A noite de encerramento do 28º Festival de Inverno de Garanhuns foi especialmente pernambucana. Pela primeira vez apresentado no Estado, o público que lotou a Praça Mestre Dominguinhos pôde conferir o show exibido, uma única vez, no Rio 2C 2018, o principal evento brasileiro dedicado à economia da cultura, no primeiro semestre deste ano, no Rio de Janeiro. No palco, como recorte precioso da nova geração de intérpretes e compositores, nove nomes representaram a “Nova Cena Pernambucana”. “Este é apenas um dos vários recortes da música que se faz hoje em Pernambuco”, dizia Juliano Holanda, compositor e produtor que tem sido o grande catalizador e aglutinador dessa nova cena. “São vários, esse é apenas um deles. O mais importante é dizer: existimos”.
E que existência: neste sábado de Garanhuns, subiram ao palco Aninha Martins, Flaira Ferro, Isaar, Isadora Melo, Martins, Almério, Romero Ferro e Amaro Freitas. No respaldo, uma banda poderosa, composta por Philipe Moreira Sales, no pífano; Rafa B, na bateria; Roger Victor, no baixo. Ao lado do próprio Juliano, na guitarra, Thiago Martins, na rabeca, e Amaro Freitas, no teclado, os instrumentistas assumiram a missão de
rearranjar e trazer unidade para o repertório de novas temas que, aos poucos, vão se impondo no imaginário musical local. Sim, um espetáculo que pode ser considerado marco geracional: pela primeira vez, desde o manguebit dos anos 90, uma geração tão generosa em poéticas, vozes e personas distintas e harmonizadas não se configurava no Estado.
Diante de projeções de imagens antigas de super oitos de Jommard Muniz de Britto, com direção artística de André Brasileiro e musical de Juliano, eles abrem juntos o show terçando vozes e personas com a canção Altas Madrugadas, também de Holanda, numa versão ligeiramente mais rocker e enérgica.
Depois, a noite teve parcerias memoráveis, como Flaira Ferro mostrando sua porção bailarina e materializando, com o corpo, um tema instrumental de Amaro Freitas. Memorável, também, Almério, Isaar e Martins unidos com Queria ter pra te dar. Inesquecível o número em que Aninha, Flaira Ferro, Isaar e Isadora Melo cantam, juntas, “Coisa mais bonita”, balada de inspiração ritaleeniana, composta por Flaira, sobre masturbação feminina e a autonomia do corpo da mulher como uma espécie de manifesto estético-social.

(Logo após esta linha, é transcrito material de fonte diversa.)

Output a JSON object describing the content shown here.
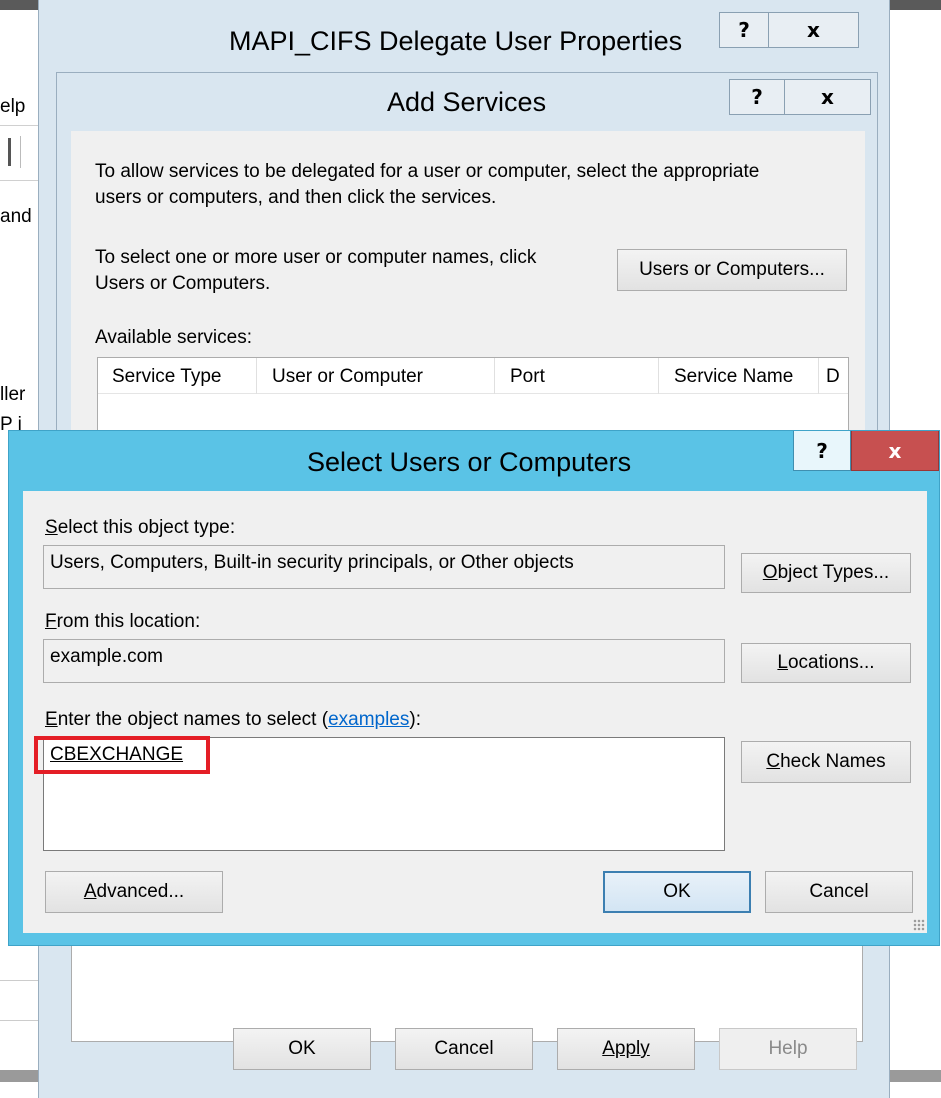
{
  "background_window": {
    "menu_fragment": "elp",
    "tree_fragment_1": "and",
    "tree_fragment_2": "ller",
    "tree_fragment_3": "P i"
  },
  "mapi_dialog": {
    "title": "MAPI_CIFS Delegate User Properties",
    "help_glyph": "?",
    "close_glyph": "x",
    "buttons": {
      "ok": "OK",
      "cancel": "Cancel",
      "apply": "Apply",
      "help": "Help"
    }
  },
  "add_services": {
    "title": "Add Services",
    "help_glyph": "?",
    "close_glyph": "x",
    "intro_line1": "To allow services to be delegated for a user or computer, select the appropriate",
    "intro_line2": "users or computers, and then click the services.",
    "select_line1": "To select one or more user or computer names, click",
    "select_line2": "Users or Computers.",
    "users_button": "Users or Computers...",
    "available_label": "Available services:",
    "columns": [
      "Service Type",
      "User or Computer",
      "Port",
      "Service Name",
      "D"
    ]
  },
  "select_users": {
    "title": "Select Users or Computers",
    "help_glyph": "?",
    "close_glyph": "x",
    "object_type_label": {
      "access": "S",
      "rest": "elect this object type:"
    },
    "object_type_value": "Users, Computers, Built-in security principals, or Other objects",
    "object_types_button": {
      "access": "O",
      "rest": "bject Types..."
    },
    "location_label": {
      "access": "F",
      "rest": "rom this location:"
    },
    "location_value": "example.com",
    "locations_button": {
      "access": "L",
      "rest": "ocations..."
    },
    "names_label": {
      "access": "E",
      "rest": "nter the object names to select (",
      "link": "examples",
      "suffix": "):"
    },
    "names_value": "CBEXCHANGE",
    "check_names_button": {
      "access": "C",
      "rest": "heck Names"
    },
    "advanced_button": {
      "access": "A",
      "rest": "dvanced..."
    },
    "ok_button": "OK",
    "cancel_button": "Cancel"
  },
  "colors": {
    "dialog_frame": "#d9e6f0",
    "active_frame": "#5ac3e6",
    "close_red": "#c75050",
    "highlight_red": "#e41e26",
    "link_blue": "#0066cc"
  }
}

Heterogêneo e ao mesmo tempo coeso, o grupo expande as fronteiras poéticas da geração anterior mais visível, saindo da lama do Capibaribe central no manguebit, para incorporar narrativas interioranas, sertanejas, agrestes, urbanas, cosmopolitas, suburbanas e universalistas. É um espetáculo com vitalidade para ainda uma carreira de muitas apresentações.
A noite, aliás, manteve a tônica do festival, marcado, desde antes do começo, por debates de ordem jurídico-moral-política desde o primeiro veto ao espetáculo Jesus, Rainha do Céu, em que a atriz trans Renata Carvalho interpreta Cristo. Ao final do espetáculo, o grupo de pernambucanos gritou, como homenagem, o nome da atriz.
Antes, a paraibana Renata Arruda fez um show correto e sem grandes surpresas e Lula Queiroga, no seu, levantou o público com a energia de canções suas mais conhecidas em outras vozes, como a emblemática Alzira.
Os novos e novas pernambucanos abriram o palco para uma eterna grife do rock brasileiro. Parcialmente renovada, a Titãs mostrou que tem incorporado mudanças apenas para continuar sendo a banda que vem sendo nos últimos 35 anos de carreira contínua. A banda tem repertório pra mais de uma semana de show. Emendou um ponto alto no outro, desde a nova “É você”, uma balada de piano da ópera rock Doze flores amarelas, ao megahits como Flores e Sonífera Ilha. Ao lado de Sérgio Britto e Tony Bellotto, o recém-integrado Beto Lee, filho da rainha Rita, tocava sua guitarra como se estivesse na banda desde sempre. Um encerramento apoteótico.